The device looks like a plastic clip and can be worn on a wristband, in the center of a bra or on a belt to track activity.

FitBit products are sold at more than 5,000 locations including 24 Hour Fitness, RadioShack, Target and Brookstone.

FitBit's biggest competitor up to this point has been Jawbone'e UP device which has been valued, by the International Business Times, at near $1.5 billion.

Jawbone ran into some public relations and service issues in the last few weeks when users of its $99 UP wristband were reporting syncing, monitoring and use issues and the CEO, Hosain Rahman, issued an apology two weeks ago and a promise of full-refunds AND replacements to all those interested.

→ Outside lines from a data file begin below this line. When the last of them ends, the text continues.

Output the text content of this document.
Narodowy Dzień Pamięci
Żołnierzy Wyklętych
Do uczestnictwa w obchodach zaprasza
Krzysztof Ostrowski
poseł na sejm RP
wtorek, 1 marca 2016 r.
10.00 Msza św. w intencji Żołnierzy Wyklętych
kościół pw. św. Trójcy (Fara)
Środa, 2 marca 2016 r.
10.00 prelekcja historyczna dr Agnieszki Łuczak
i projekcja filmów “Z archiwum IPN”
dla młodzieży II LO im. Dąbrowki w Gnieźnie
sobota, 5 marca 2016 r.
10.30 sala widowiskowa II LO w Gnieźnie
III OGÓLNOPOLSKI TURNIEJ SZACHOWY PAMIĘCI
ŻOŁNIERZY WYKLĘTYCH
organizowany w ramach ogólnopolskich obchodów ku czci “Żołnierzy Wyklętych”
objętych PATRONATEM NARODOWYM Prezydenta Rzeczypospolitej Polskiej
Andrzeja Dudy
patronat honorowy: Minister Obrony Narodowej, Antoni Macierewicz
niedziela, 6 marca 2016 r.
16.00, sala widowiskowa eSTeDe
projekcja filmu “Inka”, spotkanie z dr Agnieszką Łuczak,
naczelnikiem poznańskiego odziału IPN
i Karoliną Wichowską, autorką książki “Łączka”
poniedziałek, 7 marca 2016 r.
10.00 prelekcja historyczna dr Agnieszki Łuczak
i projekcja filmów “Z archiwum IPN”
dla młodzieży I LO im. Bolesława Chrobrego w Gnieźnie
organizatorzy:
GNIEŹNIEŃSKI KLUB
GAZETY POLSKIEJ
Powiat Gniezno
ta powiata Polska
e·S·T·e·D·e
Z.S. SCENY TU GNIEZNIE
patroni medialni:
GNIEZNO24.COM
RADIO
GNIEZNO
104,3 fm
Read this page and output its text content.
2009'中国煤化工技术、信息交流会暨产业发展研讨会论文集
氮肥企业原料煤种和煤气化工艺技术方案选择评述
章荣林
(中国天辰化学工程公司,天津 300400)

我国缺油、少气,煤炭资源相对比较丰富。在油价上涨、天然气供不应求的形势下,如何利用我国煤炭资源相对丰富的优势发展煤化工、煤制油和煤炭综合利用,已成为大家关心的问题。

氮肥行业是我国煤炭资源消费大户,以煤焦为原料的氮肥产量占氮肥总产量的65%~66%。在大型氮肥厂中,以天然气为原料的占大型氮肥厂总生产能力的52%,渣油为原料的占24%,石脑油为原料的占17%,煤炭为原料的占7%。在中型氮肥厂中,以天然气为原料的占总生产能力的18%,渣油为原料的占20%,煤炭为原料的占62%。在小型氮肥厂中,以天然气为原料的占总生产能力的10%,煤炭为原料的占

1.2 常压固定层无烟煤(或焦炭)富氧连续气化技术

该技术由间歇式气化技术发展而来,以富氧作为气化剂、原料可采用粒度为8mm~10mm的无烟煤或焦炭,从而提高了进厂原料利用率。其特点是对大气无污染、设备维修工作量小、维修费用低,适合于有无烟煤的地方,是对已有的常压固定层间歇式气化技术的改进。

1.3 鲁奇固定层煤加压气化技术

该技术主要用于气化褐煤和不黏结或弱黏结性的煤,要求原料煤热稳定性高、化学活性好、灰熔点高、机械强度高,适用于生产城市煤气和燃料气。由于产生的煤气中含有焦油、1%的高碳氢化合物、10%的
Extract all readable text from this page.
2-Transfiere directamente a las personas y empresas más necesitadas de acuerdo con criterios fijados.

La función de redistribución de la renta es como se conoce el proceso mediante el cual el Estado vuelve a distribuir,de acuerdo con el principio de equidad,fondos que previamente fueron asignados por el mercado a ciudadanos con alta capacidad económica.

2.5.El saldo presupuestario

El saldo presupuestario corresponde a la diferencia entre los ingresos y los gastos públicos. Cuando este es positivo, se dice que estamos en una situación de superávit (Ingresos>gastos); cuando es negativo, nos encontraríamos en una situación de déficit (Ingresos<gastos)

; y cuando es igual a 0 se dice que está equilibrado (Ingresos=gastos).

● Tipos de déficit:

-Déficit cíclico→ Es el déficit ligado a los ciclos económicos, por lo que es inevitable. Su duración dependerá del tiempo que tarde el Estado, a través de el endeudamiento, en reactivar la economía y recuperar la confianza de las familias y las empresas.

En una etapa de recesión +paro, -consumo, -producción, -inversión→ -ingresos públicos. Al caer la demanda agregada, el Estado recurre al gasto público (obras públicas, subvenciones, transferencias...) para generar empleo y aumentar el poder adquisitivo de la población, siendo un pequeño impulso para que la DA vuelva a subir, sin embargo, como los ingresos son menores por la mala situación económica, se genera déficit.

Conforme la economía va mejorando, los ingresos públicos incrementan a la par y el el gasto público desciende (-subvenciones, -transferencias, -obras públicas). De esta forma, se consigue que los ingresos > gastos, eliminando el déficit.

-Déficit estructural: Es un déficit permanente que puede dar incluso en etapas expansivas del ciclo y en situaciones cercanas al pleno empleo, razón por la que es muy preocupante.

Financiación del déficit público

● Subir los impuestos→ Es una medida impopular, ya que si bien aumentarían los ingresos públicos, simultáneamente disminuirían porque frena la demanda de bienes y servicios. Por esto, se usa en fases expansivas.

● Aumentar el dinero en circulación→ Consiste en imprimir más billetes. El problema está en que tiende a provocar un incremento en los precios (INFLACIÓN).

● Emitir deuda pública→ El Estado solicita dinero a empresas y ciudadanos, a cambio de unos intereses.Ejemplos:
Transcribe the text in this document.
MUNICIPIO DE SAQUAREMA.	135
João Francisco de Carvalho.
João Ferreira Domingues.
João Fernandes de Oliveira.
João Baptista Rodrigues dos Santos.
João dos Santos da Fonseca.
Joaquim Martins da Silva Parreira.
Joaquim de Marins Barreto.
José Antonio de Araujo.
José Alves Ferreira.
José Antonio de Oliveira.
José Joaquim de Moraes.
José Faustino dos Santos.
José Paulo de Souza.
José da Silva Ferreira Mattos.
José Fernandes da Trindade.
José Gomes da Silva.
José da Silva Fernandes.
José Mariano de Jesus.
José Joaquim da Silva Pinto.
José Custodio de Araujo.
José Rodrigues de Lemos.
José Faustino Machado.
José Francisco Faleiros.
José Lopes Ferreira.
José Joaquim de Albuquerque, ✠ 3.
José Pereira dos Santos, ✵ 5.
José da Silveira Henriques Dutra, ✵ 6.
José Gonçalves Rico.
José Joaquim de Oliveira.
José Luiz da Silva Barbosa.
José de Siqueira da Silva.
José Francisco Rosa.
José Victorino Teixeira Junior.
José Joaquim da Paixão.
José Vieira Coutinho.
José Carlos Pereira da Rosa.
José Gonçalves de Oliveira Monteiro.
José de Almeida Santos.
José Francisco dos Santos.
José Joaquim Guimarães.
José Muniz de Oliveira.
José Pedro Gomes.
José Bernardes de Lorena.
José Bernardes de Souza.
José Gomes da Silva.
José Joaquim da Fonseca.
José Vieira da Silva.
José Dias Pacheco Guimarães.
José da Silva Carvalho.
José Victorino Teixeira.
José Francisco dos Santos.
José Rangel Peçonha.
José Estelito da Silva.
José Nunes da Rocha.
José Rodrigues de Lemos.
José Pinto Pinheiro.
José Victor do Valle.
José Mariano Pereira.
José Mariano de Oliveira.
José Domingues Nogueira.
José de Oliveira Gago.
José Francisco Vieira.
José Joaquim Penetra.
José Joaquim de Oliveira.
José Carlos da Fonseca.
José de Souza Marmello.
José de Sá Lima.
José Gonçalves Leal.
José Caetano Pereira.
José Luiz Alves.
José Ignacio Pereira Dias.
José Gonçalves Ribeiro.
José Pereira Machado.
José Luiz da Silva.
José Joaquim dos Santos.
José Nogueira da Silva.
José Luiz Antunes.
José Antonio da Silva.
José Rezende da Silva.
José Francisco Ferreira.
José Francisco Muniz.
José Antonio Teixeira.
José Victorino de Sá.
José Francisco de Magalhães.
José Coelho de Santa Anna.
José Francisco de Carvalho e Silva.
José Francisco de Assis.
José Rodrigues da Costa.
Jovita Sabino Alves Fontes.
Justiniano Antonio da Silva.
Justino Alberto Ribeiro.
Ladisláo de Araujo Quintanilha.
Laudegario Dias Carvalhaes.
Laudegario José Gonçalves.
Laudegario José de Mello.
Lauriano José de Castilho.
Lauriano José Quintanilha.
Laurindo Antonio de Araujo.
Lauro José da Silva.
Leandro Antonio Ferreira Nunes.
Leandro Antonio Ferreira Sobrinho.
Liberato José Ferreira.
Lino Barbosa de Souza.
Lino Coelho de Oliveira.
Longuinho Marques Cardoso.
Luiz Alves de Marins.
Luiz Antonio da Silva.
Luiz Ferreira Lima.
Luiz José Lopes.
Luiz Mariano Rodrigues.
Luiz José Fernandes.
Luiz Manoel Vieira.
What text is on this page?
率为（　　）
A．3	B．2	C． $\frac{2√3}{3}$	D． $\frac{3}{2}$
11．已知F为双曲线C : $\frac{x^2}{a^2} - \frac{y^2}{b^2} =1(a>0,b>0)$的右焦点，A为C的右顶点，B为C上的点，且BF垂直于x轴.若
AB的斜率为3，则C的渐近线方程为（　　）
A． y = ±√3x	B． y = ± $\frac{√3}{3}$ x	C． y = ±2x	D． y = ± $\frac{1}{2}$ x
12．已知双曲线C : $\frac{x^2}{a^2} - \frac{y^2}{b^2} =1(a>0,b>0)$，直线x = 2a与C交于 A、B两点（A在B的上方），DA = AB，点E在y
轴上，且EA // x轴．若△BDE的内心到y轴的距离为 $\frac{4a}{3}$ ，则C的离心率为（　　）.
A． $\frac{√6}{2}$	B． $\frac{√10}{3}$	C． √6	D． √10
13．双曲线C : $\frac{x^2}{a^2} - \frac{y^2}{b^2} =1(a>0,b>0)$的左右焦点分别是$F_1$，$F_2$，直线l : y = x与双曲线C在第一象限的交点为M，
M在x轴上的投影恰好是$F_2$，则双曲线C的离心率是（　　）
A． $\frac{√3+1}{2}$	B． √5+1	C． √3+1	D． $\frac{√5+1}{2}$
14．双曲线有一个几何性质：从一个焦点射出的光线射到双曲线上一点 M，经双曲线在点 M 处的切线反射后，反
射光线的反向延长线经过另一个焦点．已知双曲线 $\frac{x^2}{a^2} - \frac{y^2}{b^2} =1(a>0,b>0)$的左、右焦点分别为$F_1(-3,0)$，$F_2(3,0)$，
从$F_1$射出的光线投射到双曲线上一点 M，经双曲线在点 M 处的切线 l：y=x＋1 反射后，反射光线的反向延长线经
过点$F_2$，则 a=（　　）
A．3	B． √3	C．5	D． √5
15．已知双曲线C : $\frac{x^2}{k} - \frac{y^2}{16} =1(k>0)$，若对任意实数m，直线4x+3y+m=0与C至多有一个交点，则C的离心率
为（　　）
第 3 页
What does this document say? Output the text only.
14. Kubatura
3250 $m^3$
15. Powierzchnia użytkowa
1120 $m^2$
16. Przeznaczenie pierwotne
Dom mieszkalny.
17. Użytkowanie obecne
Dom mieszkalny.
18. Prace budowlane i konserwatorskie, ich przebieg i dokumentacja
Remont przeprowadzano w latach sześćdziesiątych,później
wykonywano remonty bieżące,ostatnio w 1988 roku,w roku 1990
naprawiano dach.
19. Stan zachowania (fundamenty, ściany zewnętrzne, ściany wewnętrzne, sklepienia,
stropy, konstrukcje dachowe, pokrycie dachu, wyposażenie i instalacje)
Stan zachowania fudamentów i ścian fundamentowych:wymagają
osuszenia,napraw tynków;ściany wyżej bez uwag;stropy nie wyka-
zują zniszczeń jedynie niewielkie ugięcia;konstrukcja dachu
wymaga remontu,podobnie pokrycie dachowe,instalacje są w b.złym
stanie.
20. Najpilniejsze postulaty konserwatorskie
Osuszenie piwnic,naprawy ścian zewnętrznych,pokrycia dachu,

"We recognize that this product has not yet lived up to everyone’s expectations – including our own," Rahman wrote to consumers. "Jawbone remains deeply committed to addressing all issues with UP, investing in the category and giving our customers the tools to live a healthier life. We’ve temporarily paused production of UP bands and will begin taking new orders once these issues have been sorted out. In the meantime, we’ll continue to release app updates for existing users."

The refund program was launched on Dec. 9 and applies to any UP bracelet purchased from a Jawbone retailer in 2011.

The new Nike FuelBand is a wrist-band, similar to the Jawbone UP that was pulled from the market for faulty readings, and syncs your activity data to a PC or iPhone.

This new device brings a major sporting company even further into the health technology sphere -- with an even deeper partnership with Apple.

Last year, Nike created a geo-location based app for the iPhone that lets runners track their routes while listening to their workout tunes and now they are brining food and other activity tracking to the iPhone so that active people are able to track their progress.

"The NIKE+ FuelBand is a way for Nike to further evolve the exciting possibilities of merging the physical and digital worlds," said NIKE, Inc. President & CEO Mark Parker, in a statement. "Nike has always been about inspiring athletes, and the NIKE+ FuelBand will help motivate them in a simple, fun and intuitive way."

With summer around the corner, this may be a hot time for companies helping people stay on track for their swimsuit bods.